Bruno Jarrige, vice-président du CHU de Pointe-à-Pitre, où il évoque le manque de capacité pour réaliser des tests : « On est la région la plus touchée par le Covid et la moins en capacité de réaliser des PCR. Notre CHU a deux fois moins de machines pour analyser les prélèvements que celui de la Martinique. Certes, les laboratoires privés ont des machines, mais elles sont embouteillées par les dépistages, au détriment du diagnostic [sur les personnes symptomatiques]. »
Ces deux témoignages montrent d’une part la réalité de la deuxième vague du COVID 19 avec les personnels hospitaliers de la région épuisés, mais également l’absence de moyen alloué, à la Guadeloupe malgré la force de la première vague et l’anticipation qu’il aurait dû y avoir. 

La Guadeloupe, à l’image des autres territoires coloniaux de la France, souffre de graves carences dans le système sanitaire. Ni les soldats ne pourront combler les manques de personnel hospitalier, ni les matraques ne pourront remplacer les respirateurs. Les fermetures ne stopperont pas plus le virus si celui-ci continue de se propager au travail où les capitalistes refusent d’entacher leurs profits pour réorganiser la production au service de l’effort sanitaire et financer les équipements nécessaire pour protéger les travailleurs. 
 
Les travailleurs surexploités pour les profits des capitalistes occidentaux doivent se lier aux travailleurs des hôpitaux à bout de nerfs pour imposer ensemble un rapport de force.
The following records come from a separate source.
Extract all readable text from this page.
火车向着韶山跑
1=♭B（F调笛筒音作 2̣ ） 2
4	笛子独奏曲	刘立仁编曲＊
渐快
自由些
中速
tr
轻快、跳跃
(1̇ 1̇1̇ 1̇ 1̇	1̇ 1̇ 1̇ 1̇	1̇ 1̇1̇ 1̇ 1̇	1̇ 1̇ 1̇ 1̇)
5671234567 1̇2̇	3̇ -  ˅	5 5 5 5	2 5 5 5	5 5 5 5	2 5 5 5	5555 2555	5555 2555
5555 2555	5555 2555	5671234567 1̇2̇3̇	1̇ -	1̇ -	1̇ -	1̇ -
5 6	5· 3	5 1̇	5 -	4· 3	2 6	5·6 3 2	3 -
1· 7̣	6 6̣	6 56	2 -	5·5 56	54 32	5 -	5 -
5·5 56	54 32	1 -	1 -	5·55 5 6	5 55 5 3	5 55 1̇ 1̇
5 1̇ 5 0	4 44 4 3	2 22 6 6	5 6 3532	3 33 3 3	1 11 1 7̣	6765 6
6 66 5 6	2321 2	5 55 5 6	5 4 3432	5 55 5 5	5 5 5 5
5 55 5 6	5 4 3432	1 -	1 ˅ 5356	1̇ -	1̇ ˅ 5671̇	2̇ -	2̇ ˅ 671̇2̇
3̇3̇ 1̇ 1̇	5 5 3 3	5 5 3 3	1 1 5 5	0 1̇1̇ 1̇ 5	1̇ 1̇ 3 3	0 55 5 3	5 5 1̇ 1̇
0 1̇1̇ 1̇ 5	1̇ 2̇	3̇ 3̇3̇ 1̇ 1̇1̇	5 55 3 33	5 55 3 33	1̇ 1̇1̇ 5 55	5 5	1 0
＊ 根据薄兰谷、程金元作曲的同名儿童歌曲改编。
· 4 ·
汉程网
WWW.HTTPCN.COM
La gestion catastrophique des dirigeants pour maintenir les profits a montré qu’ils étaient incapables d’assurer les vies de leur population. Ce n’est que par l’organisation à la base de ceux qui subissent en première ligne les conséquences de la crise que la solution peut être envisageable, en réorganisant la production pour répondre aux besoins matériels de la population et de l’hôpital. La première ligne ne paiera pas une seconde fois la crise, aux capitalistes de la payer de leur privilège pour sortir de cette crise systémique.